Amnesty International mengecam keras

Organisasi Amnesty International langsung mengecam keputusan tersebut. Dalam pernyataannya, lembaga HAM global itu menyebut langkah Israel sebagai bentuk diskriminasi dan pelanggaran serius terhadap prinsip keadilan.

"Tidak ada yang bisa disamarkan; mayoritas dari 39 anggota Knesset Israel menyetujui dalam pembacaan pertama sebuah rancangan undang-undang yang secara efektif mengamanatkan pengadilan untuk menjatuhkan hukuman mati secara eksklusif terhadap warga Palestina," kata Erika Guevara Rosas, direktur senior Amnesty untuk penelitian, advokasi, kebijakan, dan kampanye.

Guevara Rosas juga menegaskan bahwa hukuman mati “tidak boleh dijatuhkan dalam keadaan apa pun, apalagi dijadikan senjata sebagai alat diskriminatif yang terang-terangan untuk pembunuhan, dominasi, dan penindasan yang disahkan negara.”

Ia menyebut langkah parlemen Israel ini sebagai “langkah mundur yang berbahaya dan dramatis serta merupakan produk dari impunitas yang berkelanjutan terhadap sistem apartheid Israel dan genosidanya di Gaza.”
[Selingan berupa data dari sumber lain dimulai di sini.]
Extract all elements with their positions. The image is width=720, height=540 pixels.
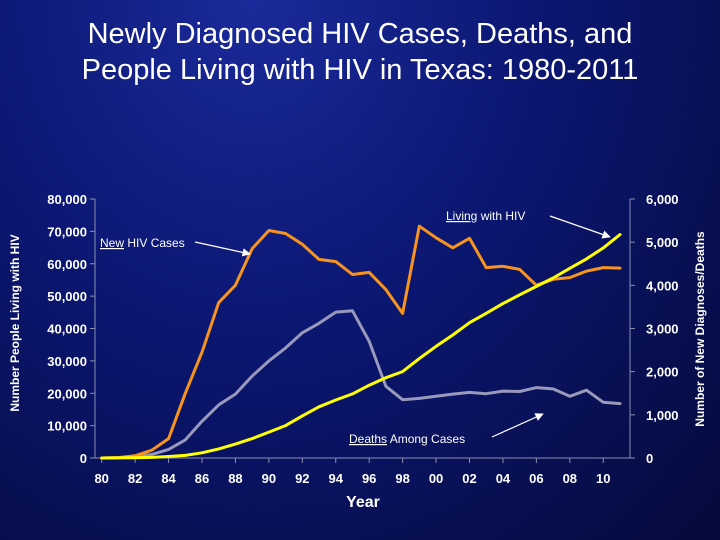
x-tick-label: 82 — [128, 471, 142, 486]
annotation-label-new-hiv-cases: New HIV Cases — [100, 236, 185, 250]
series-line-deaths — [100, 309, 622, 460]
annotation-rest-text: HIV Cases — [124, 236, 185, 250]
annotation-rest-text: with HIV — [477, 209, 525, 223]
x-tick-label: 98 — [395, 471, 409, 486]
chart-ticks: 0 10,000 20,000 30,000 40,000 50,000 60,000 70,… — [47, 192, 678, 486]
x-axis-title: Year — [346, 494, 380, 511]
annotation-arrow-new-hiv-cases — [194, 241, 251, 257]
left-y-tick-label: 60,000 — [47, 257, 87, 272]
right-y-tick-label: 3,000 — [646, 322, 679, 337]
right-y-tick-label: 5,000 — [646, 235, 679, 250]
slide-title-line-2: People Living with HIV in Texas: 1980-20… — [81, 54, 639, 86]
slide-title-line-1: Newly Diagnosed HIV Cases, Deaths, and — [87, 18, 633, 50]
annotation-label-living: Living with HIV — [446, 209, 525, 223]
x-tick-label: 00 — [429, 471, 443, 486]
annotation-label-deaths: Deaths Among Cases — [349, 432, 465, 446]
series-line-new-hiv-cases — [100, 224, 622, 460]
right-y-tick-label: 4,000 — [646, 278, 679, 293]
left-y-tick-label: 20,000 — [47, 386, 87, 401]
x-tick-label: 88 — [228, 471, 242, 486]
x-tick-label: 04 — [496, 471, 511, 486]
chart-axes: Year Number People Living with HIV Number … — [8, 199, 707, 511]
x-tick-label: 92 — [295, 471, 309, 486]
right-y-tick-label: 0 — [646, 451, 653, 466]
left-y-tick-label: 70,000 — [47, 224, 87, 239]
series-line-living — [100, 233, 622, 460]
left-y-axis-title: Number People Living with HIV — [8, 234, 22, 411]
annotation-arrow-living — [549, 215, 611, 239]
right-y-tick-label: 1,000 — [646, 408, 679, 423]
left-y-tick-label: 40,000 — [47, 322, 87, 337]
x-tick-label: 02 — [462, 471, 476, 486]
annotation-rest-text: Among Cases — [387, 432, 465, 446]
left-y-tick-label: 50,000 — [47, 289, 87, 304]
x-tick-label: 06 — [529, 471, 543, 486]
annotation-underlined-word: Deaths — [349, 432, 387, 446]
right-y-tick-label: 2,000 — [646, 365, 679, 380]
x-tick-label: 94 — [329, 471, 344, 486]
left-y-tick-label: 30,000 — [47, 354, 87, 369]
annotation-underlined-word: Living — [446, 209, 477, 223]
right-y-tick-label: 6,000 — [646, 192, 679, 207]
x-tick-label: 80 — [94, 471, 108, 486]
annotation-arrow-deaths — [491, 413, 544, 438]
slide-title: Newly Diagnosed HIV Cases, Deaths, and P… — [0, 16, 720, 88]
annotation-underlined-word: New — [100, 236, 124, 250]
right-y-axis-title: Number of New Diagnoses/Deaths — [693, 231, 707, 427]
x-tick-label: 86 — [195, 471, 209, 486]
x-tick-label: 84 — [161, 471, 176, 486]
left-y-tick-label: 0 — [80, 451, 87, 466]
left-y-tick-label: 80,000 — [47, 192, 87, 207]
x-tick-label: 96 — [362, 471, 376, 486]
chart-series — [100, 224, 622, 460]
x-tick-label: 90 — [262, 471, 276, 486]
x-tick-label: 08 — [563, 471, 577, 486]
left-y-tick-label: 10,000 — [47, 419, 87, 434]
chart-annotations: Living with HIV New HIV Cases Deaths Among… — [100, 209, 611, 446]
x-tick-label: 10 — [596, 471, 610, 486]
RUU ini masih harus melalui dua tahapan pembacaan lagi sebelum resmi disahkan menjadi undang-undang. Sementara itu, pernyataan resmi dari Komite Keamanan Nasional Israel menyebut tujuan aturan ini adalah untuk “memutus terorisme dari akarnya dan menciptakan pencegahan yang kuat.”

Ben-Gvir sebut “momen bersejarah”, namun dikecam banyak pihak

Usai pemungutan suara, Ben-Gvir menyebut hasil tersebut sebagai pencapaian besar. Melalui unggahan di media sosial, ia mengatakan partainya, Jewish Power, sedang “menciptakan sejarah.”

Namun, sejumlah kelompok hak asasi manusia mengecam keras dorongan Ben-Gvir yang dianggap memperkuat diskriminasi sistemik terhadap warga Palestina.

Mereka menilai kebijakan ini akan memperburuk ketegangan dan memperdalam luka sosial yang telah lama terjadi di wilayah konflik.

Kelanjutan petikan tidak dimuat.